Daniel Friedman.  Buck Schatz sitzt am liebsten auf dem Sofa, raucht eine Stange Lucky Strike am Tag und schaut Fox News. Das Einzige, wovor er noch Angst hat, ist das Seniorenheim. Bis ihm sein ehemaliger Kriegskamerad Jim auf dem Sterbebett beichtet, ihr Peiniger, der Lageraufseher Heinrich Ziegler, habe doch überlebt und sei in einem Benz voller Nazigold geflüchtet. Obwohl Buck den Polizeidienst schon vor Jahren an den Nagel gehängt hat, macht er sich auf, eine alte Rechnung zu begleichen.
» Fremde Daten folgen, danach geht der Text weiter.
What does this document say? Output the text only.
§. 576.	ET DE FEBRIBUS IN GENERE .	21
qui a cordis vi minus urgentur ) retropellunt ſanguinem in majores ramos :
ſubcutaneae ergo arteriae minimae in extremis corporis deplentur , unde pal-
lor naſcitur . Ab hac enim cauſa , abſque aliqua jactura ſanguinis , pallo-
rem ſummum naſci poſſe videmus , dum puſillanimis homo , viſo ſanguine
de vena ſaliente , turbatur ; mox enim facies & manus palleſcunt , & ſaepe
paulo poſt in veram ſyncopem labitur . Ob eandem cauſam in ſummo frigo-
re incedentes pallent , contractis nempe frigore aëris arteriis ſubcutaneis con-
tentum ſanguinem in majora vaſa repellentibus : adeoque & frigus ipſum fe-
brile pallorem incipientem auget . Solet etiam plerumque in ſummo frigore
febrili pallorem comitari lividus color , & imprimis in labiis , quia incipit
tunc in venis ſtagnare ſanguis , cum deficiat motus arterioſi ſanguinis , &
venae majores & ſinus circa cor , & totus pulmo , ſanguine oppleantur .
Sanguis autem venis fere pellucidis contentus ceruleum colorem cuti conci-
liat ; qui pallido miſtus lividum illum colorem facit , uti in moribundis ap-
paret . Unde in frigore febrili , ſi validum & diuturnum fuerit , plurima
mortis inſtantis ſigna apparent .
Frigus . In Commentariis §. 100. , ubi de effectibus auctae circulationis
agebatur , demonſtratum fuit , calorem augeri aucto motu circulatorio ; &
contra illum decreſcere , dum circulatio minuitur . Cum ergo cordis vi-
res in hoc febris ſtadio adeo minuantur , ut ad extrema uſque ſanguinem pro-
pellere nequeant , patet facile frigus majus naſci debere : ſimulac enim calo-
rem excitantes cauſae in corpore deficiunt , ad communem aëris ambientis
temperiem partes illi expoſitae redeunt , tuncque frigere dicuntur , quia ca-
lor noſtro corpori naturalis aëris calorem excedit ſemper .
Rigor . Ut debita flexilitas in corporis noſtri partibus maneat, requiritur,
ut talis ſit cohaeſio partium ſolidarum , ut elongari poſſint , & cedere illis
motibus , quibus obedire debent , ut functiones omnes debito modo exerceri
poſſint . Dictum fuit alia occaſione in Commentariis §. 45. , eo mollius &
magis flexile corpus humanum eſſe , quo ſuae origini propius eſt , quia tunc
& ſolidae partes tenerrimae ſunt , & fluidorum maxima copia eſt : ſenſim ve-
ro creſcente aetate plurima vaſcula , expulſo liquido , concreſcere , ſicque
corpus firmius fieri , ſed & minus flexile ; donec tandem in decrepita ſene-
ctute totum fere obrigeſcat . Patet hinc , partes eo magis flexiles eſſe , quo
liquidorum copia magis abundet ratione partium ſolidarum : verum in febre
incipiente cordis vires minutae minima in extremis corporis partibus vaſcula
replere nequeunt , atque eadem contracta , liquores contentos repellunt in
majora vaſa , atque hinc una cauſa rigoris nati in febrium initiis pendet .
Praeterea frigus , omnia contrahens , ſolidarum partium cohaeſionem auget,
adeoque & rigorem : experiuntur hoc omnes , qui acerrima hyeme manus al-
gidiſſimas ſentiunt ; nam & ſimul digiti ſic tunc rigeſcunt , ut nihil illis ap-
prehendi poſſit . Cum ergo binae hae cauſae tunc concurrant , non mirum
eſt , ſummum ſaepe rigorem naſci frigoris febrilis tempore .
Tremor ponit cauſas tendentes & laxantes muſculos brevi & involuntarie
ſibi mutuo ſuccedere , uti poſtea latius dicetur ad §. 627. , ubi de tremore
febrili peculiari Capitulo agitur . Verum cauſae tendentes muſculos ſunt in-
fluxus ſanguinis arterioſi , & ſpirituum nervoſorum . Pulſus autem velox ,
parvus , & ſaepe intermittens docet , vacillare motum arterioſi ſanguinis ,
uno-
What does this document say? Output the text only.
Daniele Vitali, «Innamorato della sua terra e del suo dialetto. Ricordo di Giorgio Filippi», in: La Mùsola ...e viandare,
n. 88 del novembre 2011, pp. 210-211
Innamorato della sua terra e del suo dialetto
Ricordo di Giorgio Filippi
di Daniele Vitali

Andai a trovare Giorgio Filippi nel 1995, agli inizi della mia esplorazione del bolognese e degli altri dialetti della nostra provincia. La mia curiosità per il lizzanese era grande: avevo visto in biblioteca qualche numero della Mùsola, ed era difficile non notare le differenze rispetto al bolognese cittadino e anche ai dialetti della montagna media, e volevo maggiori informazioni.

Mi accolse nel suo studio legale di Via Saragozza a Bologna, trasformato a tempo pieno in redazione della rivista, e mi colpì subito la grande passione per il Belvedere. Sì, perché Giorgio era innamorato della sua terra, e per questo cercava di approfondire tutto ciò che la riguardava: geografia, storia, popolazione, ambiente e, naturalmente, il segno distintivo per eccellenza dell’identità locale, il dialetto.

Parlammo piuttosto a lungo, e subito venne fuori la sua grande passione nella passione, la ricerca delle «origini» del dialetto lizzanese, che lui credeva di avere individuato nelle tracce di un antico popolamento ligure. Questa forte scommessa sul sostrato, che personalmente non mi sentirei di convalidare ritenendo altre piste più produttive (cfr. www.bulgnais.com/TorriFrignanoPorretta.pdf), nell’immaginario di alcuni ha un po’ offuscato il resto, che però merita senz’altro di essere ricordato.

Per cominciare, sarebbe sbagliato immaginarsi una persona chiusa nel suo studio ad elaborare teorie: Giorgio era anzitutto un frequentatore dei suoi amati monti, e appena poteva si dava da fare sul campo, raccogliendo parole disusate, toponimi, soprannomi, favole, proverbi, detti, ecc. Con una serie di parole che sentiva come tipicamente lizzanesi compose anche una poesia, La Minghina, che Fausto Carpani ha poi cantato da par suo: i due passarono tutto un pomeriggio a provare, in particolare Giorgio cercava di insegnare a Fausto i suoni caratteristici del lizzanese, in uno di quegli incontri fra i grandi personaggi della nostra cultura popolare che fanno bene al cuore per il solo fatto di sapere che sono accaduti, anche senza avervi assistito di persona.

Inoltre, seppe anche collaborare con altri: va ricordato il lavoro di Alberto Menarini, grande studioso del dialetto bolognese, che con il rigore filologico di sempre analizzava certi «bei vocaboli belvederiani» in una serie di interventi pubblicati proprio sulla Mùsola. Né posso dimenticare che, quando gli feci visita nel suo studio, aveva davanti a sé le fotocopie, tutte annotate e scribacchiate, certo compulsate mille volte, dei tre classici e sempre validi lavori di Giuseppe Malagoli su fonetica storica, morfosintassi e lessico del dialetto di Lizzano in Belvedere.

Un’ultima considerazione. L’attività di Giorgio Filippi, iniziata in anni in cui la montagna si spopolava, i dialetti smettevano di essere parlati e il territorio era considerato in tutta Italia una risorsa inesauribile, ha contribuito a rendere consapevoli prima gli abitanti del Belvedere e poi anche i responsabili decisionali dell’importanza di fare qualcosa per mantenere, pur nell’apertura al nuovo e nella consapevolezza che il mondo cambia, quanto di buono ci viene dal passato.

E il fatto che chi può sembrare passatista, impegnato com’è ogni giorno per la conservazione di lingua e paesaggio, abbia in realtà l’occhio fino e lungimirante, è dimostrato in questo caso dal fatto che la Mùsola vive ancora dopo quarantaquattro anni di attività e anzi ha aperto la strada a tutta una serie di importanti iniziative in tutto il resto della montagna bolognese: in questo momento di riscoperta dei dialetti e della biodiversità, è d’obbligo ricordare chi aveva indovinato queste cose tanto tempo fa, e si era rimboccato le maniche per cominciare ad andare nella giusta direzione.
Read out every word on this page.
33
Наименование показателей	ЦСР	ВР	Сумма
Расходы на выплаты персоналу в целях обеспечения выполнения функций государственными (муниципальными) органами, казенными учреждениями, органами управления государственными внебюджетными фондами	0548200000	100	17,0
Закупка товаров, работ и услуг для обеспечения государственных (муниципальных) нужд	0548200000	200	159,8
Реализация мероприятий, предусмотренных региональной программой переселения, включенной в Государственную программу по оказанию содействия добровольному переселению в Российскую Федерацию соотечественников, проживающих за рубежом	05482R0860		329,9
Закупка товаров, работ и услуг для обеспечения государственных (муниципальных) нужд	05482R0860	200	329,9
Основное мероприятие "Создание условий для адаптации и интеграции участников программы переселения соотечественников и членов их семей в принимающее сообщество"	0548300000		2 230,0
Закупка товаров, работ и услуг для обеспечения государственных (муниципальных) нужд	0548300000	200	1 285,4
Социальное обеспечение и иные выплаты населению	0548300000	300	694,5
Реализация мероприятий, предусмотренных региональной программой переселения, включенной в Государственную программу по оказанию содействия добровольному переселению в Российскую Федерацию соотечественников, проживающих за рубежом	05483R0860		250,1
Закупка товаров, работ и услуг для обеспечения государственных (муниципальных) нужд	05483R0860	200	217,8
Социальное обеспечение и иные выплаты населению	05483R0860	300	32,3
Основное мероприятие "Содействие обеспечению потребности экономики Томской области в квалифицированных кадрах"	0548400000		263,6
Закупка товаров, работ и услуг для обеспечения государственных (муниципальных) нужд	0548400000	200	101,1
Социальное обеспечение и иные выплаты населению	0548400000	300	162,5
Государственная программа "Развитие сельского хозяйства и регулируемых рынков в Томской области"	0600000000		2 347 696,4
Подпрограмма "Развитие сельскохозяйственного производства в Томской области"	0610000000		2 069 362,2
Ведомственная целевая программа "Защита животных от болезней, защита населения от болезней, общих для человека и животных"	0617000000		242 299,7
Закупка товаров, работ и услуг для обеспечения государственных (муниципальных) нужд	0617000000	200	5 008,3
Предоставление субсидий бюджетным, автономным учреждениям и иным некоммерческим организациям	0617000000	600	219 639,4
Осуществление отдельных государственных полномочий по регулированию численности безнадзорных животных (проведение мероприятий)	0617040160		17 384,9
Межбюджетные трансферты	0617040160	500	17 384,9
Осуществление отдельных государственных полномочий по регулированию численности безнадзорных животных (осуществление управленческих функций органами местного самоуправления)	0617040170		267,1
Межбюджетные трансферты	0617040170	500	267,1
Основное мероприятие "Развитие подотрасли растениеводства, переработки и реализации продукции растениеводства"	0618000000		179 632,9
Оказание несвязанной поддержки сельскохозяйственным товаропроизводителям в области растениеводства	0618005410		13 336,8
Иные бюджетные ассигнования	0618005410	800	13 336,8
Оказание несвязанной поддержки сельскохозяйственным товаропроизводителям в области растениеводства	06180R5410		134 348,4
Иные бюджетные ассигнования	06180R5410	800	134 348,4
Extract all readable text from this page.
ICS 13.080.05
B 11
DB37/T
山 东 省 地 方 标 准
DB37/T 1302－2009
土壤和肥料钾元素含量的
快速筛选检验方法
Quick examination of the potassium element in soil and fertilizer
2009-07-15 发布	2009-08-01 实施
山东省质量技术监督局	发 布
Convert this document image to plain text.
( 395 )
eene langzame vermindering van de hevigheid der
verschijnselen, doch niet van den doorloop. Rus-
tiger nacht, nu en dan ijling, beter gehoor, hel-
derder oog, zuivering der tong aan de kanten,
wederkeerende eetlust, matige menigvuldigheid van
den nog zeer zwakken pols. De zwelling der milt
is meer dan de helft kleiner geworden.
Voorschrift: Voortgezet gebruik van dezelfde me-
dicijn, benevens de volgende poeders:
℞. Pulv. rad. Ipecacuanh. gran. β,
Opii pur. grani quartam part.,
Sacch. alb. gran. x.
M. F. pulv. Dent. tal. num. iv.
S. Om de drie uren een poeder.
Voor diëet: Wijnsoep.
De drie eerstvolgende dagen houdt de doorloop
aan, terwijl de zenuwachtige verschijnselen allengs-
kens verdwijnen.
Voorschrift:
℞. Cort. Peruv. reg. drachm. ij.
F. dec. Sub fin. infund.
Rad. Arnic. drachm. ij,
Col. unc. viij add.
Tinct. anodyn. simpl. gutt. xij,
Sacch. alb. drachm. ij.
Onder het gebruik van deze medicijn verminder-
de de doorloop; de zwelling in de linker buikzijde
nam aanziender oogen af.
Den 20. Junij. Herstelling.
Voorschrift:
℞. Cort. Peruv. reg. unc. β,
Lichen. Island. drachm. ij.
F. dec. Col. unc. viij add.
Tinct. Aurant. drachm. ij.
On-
Von seiner Frau Rose bekommt Buck, vor dem Fernseher sitzend, Lucky an den Lippen, Qualm um ihn herum, die Nachricht, dass sein früherer Kamerad im Kampfe, Jim, im Hospital im Sterben liegt und ihn noch einmal sehen will. Buck zeigt sich bockig und will da nicht hin, doch Rose überredet ihn. Als er den dahinsiechenden Körper von Jim sieht denkt Buck - an sich. So will er nicht enden. Er will gerade wieder die Fliege machen, da ertönt leise Jims Stimme. Er muss Buck unbedingt noch etwas mitteilen. Er, Jim, hab den ehemaligen Lageraufseher Ziegler nicht nur gesehen, er habe ihn damals auch gegen Übergabe eines Barrens Gold mit einigen weiteren dieser glänzenden Dinger mit dessen Benz weiterfahren lassen. Dann stirbt Jim. Obwohl Buck nichts mit der Sache zu tun haben will, lässt es ihm keine Ruhe. Zudem hat Jim wohl noch einigen anderen Personen die Geschichte mit dem Gold gebeichtet. Plötzlich bekommt Buck mehr Besucher als er die letzten zehn Jahre zusammen hatte. Und jeder wittert Reichtum. Und der Polizist, an dem sich Buck wendet, kann ihn schon mal gar nicht leiden. Mit seinem Enkel, der sich Tequila nennen lässt und damit die Vorlage für einige Frotzeleien gibt, macht er sich auf, den alten Peiniger zu finden. Leider lässt die Gier nach dem Gold auch einige Herren ihre guten Manieren vergessen und es bleiben diverse Leichen zurück, die zudem ihre Eingeweide betrachten können. Aber einen echten Schatz ficht das nicht weiter an.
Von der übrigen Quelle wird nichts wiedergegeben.